İşçi sirkülasyonunun da çok yoğun olduğu, özellikle genç kadın ve üniversite mezunu çoğunluğun çalıştığı bu sektör işsizlikten çaresiz kalanlar için bir uğrak olmuş. Bu işsizlik ve çaresizliği ise şirketler fırsata çevirmiş.
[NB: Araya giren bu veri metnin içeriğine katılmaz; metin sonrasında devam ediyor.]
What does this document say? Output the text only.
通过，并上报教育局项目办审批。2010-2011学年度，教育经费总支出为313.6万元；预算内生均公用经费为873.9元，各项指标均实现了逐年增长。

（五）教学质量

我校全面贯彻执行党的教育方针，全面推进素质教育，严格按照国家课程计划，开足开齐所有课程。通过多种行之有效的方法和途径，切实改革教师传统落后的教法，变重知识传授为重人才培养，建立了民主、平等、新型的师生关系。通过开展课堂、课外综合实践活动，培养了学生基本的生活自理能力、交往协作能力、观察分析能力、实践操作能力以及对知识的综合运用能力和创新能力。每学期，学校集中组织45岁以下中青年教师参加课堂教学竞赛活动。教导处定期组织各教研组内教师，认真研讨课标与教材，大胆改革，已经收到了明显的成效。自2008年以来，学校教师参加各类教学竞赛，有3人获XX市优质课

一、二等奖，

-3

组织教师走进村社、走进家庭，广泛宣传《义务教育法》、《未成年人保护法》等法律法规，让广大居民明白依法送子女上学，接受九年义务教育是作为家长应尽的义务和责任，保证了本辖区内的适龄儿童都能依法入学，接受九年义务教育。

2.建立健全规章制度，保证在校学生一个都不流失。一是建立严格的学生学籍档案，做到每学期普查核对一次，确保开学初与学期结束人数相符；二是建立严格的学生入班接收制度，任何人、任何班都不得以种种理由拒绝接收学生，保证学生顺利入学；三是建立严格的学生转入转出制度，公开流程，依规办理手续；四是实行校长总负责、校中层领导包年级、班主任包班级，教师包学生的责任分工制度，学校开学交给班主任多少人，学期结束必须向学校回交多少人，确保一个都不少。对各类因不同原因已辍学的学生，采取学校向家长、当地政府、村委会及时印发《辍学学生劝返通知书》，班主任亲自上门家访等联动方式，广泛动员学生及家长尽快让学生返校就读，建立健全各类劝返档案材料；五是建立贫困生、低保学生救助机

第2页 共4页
SENDİKALAŞMAYA KARŞI ÖNLEM!
Şirketler için, işsizliğin artması ülkedeki genel ekonomik kriz ve pandemi ortamı hem baskıyı hem de hak gasplarını artırmak için bir vesile olmuş. Fast food sektöründeki çoğu şirket ülkedeki yeni yatırımlarının artması ve büyüme yüzdeleri ile övünüyor, “başarı”dan bahsediyor. Şirketler çalışanların ileride sendikalaşma ihtimaline karşıda birçok önlem almaya çalışmış. Fast food sektöründeki büyük firmalarda şirket içinde birden fazla iş kolu var. Örneğin AVM’deki bir restoranın çalışanları turizm iş kolunda yer alırken bir başkasında aynı işi yapmasına rağmen gıda iş kolu olarak geçiyor. Gıda-İş Sendikası örgütlenme sürecinde karşılaştıkları en büyük sorunun bu olduğunu bildiriyor. Bununla beraber yüz binlerce işçinin istihdam edildiği bu alanlar çok dağınık. On binlerce restoran içerisinde hangisinin hangi iş koluna girdiğini tespit etmek güçleşiyor. Ayrıca taşeronun taşeronu franchising sistemi ile de (bu sistemde markanın imtiyaz hakkı sahibi, belirli süre, koşul ve sınırları kapsayan anlaşmayla bağımsız yatırımcılara sistemini ve markasını kullandırır) şahıs şirketler büyük markaların bayiliği aldığında işçiler küçük gruplar halinde birçok şirkete bölünmüş oluyor.